Forgiven : Pardonnez-leur leurs offenses

Cinéaste qui a toujours aimé explorer l’Histoire du monde et de ses conflits en tâchant de tracer une voie humaniste, Roland Joffé semble revenir ici à l’un de ses grands sujets de prédilection avec Forgiven. Inspiré de faits réels, le film revient sur la difficulté qu’a eu l’archevêque Desmond Tutu à présider la Commission de la vérité et de la réconciliation en Afrique du Sud à la fin de l’Apartheid. Un contexte fort, comme Joffé les aime, permettant au cinéaste de recouvrer en partie le souffle qui régnait sur ses premières œuvres.

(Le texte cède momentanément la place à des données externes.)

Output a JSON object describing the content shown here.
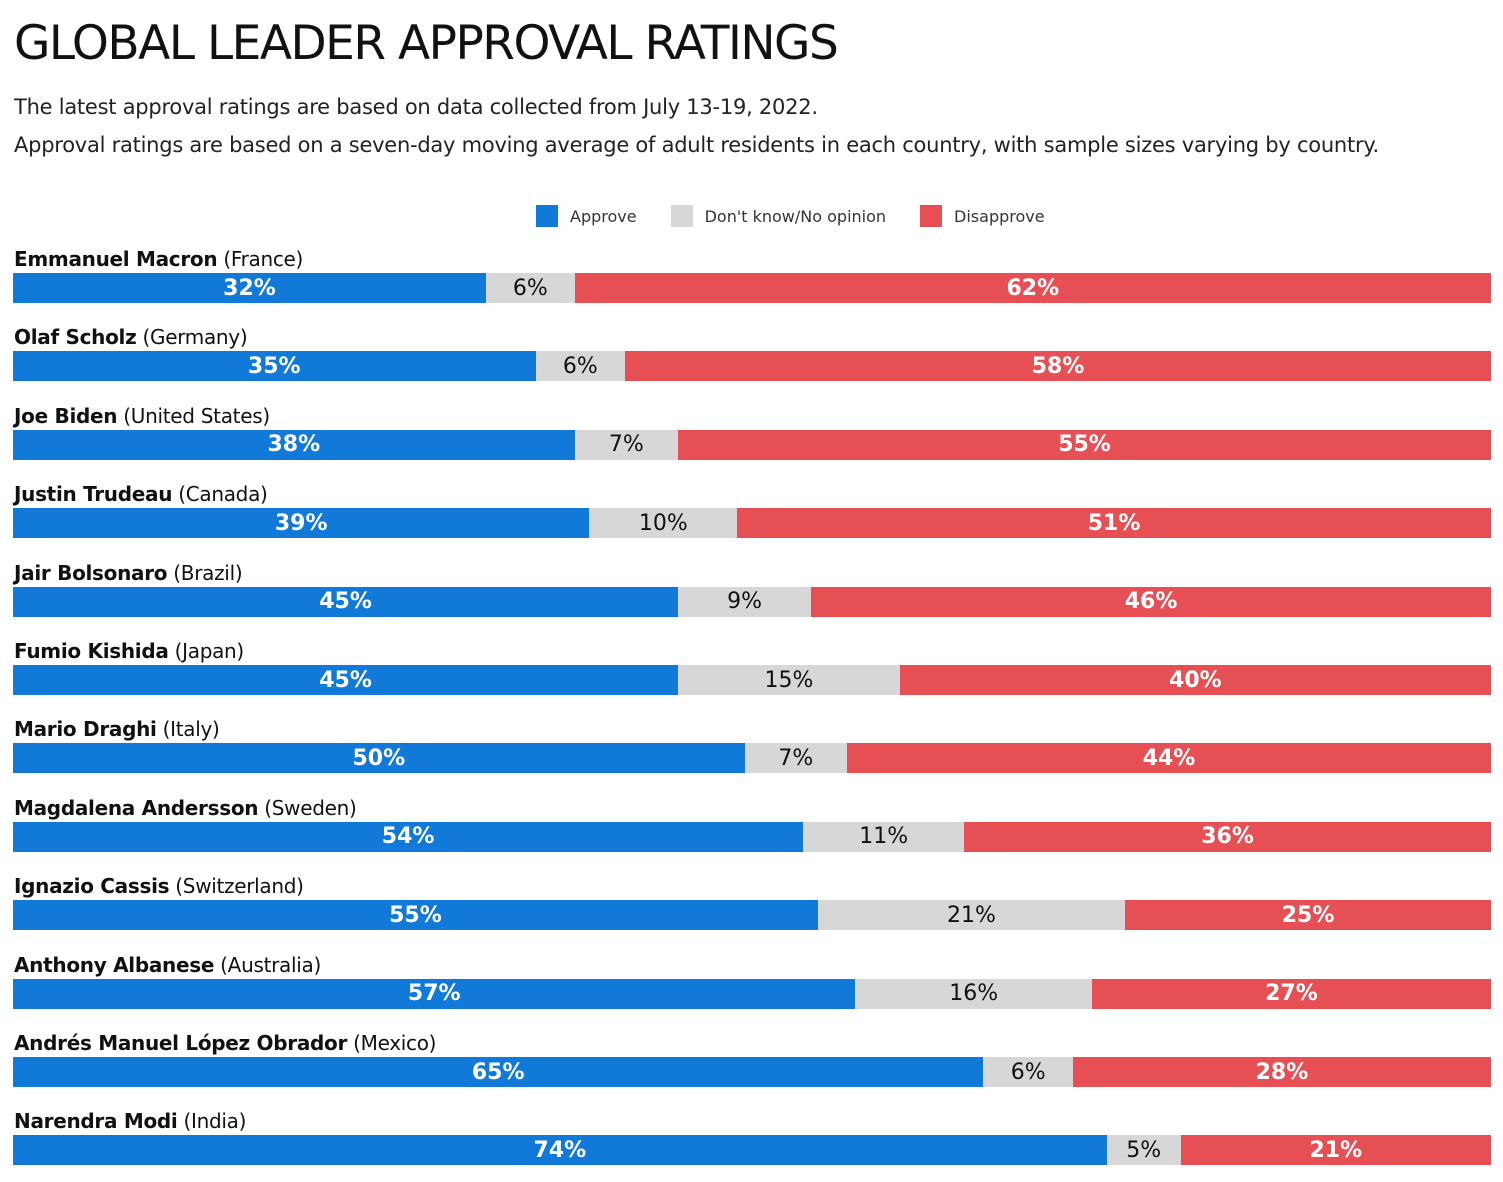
{
  "title": "GLOBAL LEADER APPROVAL RATINGS",
  "subtitle1": "The latest approval ratings are based on data collected from July 13-19, 2022.",
  "subtitle2": "Approval ratings are based on a seven-day moving average of adult residents in each country, with sample sizes varying by country.",
  "legend": [
    {
      "label": "Approve",
      "color": "#1179d8"
    },
    {
      "label": "Don't know/No opinion",
      "color": "#d7d7d7"
    },
    {
      "label": "Disapprove",
      "color": "#e65054"
    }
  ],
  "chart_data": {
    "type": "bar",
    "orientation": "horizontal",
    "stacked": "100%",
    "title": "GLOBAL LEADER APPROVAL RATINGS",
    "legend_position": "top",
    "grid": false,
    "categories": [
      {
        "name": "Emmanuel Macron",
        "country": "(France)"
      },
      {
        "name": "Olaf Scholz",
        "country": "(Germany)"
      },
      {
        "name": "Joe Biden",
        "country": "(United States)"
      },
      {
        "name": "Justin Trudeau",
        "country": "(Canada)"
      },
      {
        "name": "Jair Bolsonaro",
        "country": "(Brazil)"
      },
      {
        "name": "Fumio Kishida",
        "country": "(Japan)"
      },
      {
        "name": "Mario Draghi",
        "country": "(Italy)"
      },
      {
        "name": "Magdalena Andersson",
        "country": "(Sweden)"
      },
      {
        "name": "Ignazio Cassis",
        "country": "(Switzerland)"
      },
      {
        "name": "Anthony Albanese",
        "country": "(Australia)"
      },
      {
        "name": "Andrés Manuel López Obrador",
        "country": "(Mexico)"
      },
      {
        "name": "Narendra Modi",
        "country": "(India)"
      }
    ],
    "series": [
      {
        "name": "Approve",
        "color": "#1179d8",
        "values": [
          32,
          35,
          38,
          39,
          45,
          45,
          50,
          54,
          55,
          57,
          65,
          74
        ]
      },
      {
        "name": "Don't know/No opinion",
        "color": "#d7d7d7",
        "values": [
          6,
          6,
          7,
          10,
          9,
          15,
          7,
          11,
          21,
          16,
          6,
          5
        ]
      },
      {
        "name": "Disapprove",
        "color": "#e65054",
        "values": [
          62,
          58,
          55,
          51,
          46,
          40,
          44,
          36,
          25,
          27,
          28,
          21
        ]
      }
    ],
    "value_suffix": "%"
  }
}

Pourtant Forgiven ne partait pas vraiment gagnant dans ses premières minutes. Le récit, confrontant Desmond Tutu au criminel raciste croupissant en prison Piet Blomfeld dans le cadre d’une enquête qui pourrait lever le voile sur la mort d’une jeune femme disparue deux ans plus tôt, pose difficilement ses enjeux. On a du mal à vraiment comprendre les difficultés qu’éprouve Tutu à être à la tête d’une commission historique et son premier face à face avec Blomfeld n’est guère convaincant. C’est finalement dans sa durée et en dévoilant tardivement ses cartes et son émotion que Forgiven séduit, s’inscrivant dans l’Histoire violente de l’Afrique du Sud pour mieux bouleverser quand il s’attarde sur l’immense pouvoir du pardon.

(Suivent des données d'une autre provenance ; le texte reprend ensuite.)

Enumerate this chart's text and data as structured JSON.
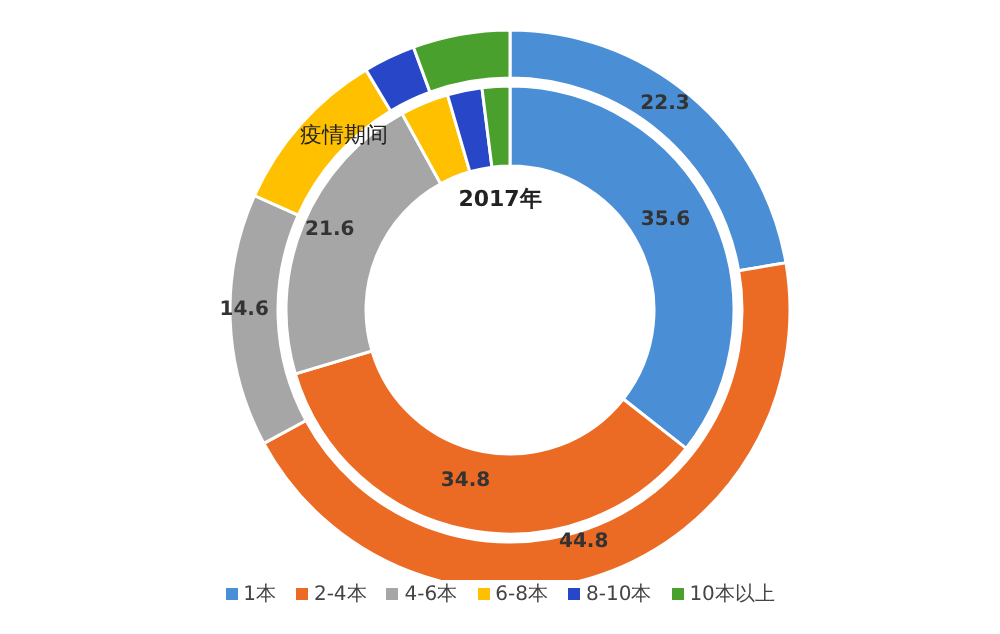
{
  "chart_data": {
    "type": "donut",
    "categories": [
      "1本",
      "2-4本",
      "4-6本",
      "6-8本",
      "8-10本",
      "10本以上"
    ],
    "colors": [
      "#4a8fd6",
      "#ec6b24",
      "#a6a6a6",
      "#ffc000",
      "#2747c8",
      "#4aa02c"
    ],
    "series": [
      {
        "name": "疫情期间",
        "values": [
          22.3,
          44.8,
          14.6,
          9.7,
          3.0,
          5.6
        ],
        "value_labels": [
          "22.3",
          "44.8",
          "14.6",
          null,
          null,
          null
        ]
      },
      {
        "name": "2017年",
        "values": [
          35.6,
          34.8,
          21.6,
          3.5,
          2.5,
          2.0
        ],
        "value_labels": [
          "35.6",
          "34.8",
          "21.6",
          null,
          null,
          null
        ]
      }
    ],
    "legend": "bottom"
  }
}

Cela dit, même cette émotion très forte, rappelant le Joffé des grands jours, laisse un petit goût amer tant on se dit que le film aurait pu être beaucoup plus réussi. Question mise en scène, Roland Joffé se repose sur ses acquis et ne fait aucune forte proposition. Sa direction d’acteurs se questionne également. Si le trop rare Eric Bana impressionne en campant un criminel dévoilant peu à peu quelques fêlures, la prestation de Forest Whitaker surprend. Assez mal grimé pour mieux ressembler à Desmond Tutu, Whitaker joue sans cesse le personnage sur le même ton, homme bienveillant, souriant et sage (même si l’on sait depuis longtemps que l’humanisme de Tutu a ses limites, ses réflexions antisémites l’ayant prouvé). Un jeu peu nuancé qui nous donne à voir une seule couleur de son personnage quand Bana se montre beaucoup plus intéressant. On est donc ravis en milieu du film de voir plusieurs scènes se concentrer essentiellement sur Piet Blomfeld, permettant d’apporter des nuances à un récit reposant sur quelques facilités.

En dépit de ses évidents défauts, Forgiven n’en déploie moins une certaine ampleur dramatique bienvenue, montrant une partie de la complexité de la situation en Afrique du Sud à la fin de l’Apartheid alors que beaucoup était à faire. On se raccroche alors à ce drame inégal mais néanmoins intéressant pour tâcher de mieux cerner notre humanité et réaliser combien il peut être dur, mais également salutaire, de pardonner. A ce titre, la seule séquence de fin au tribunal mérite qu’on s’y attarde et justifie la vision de ce film ambitieux mais inégal.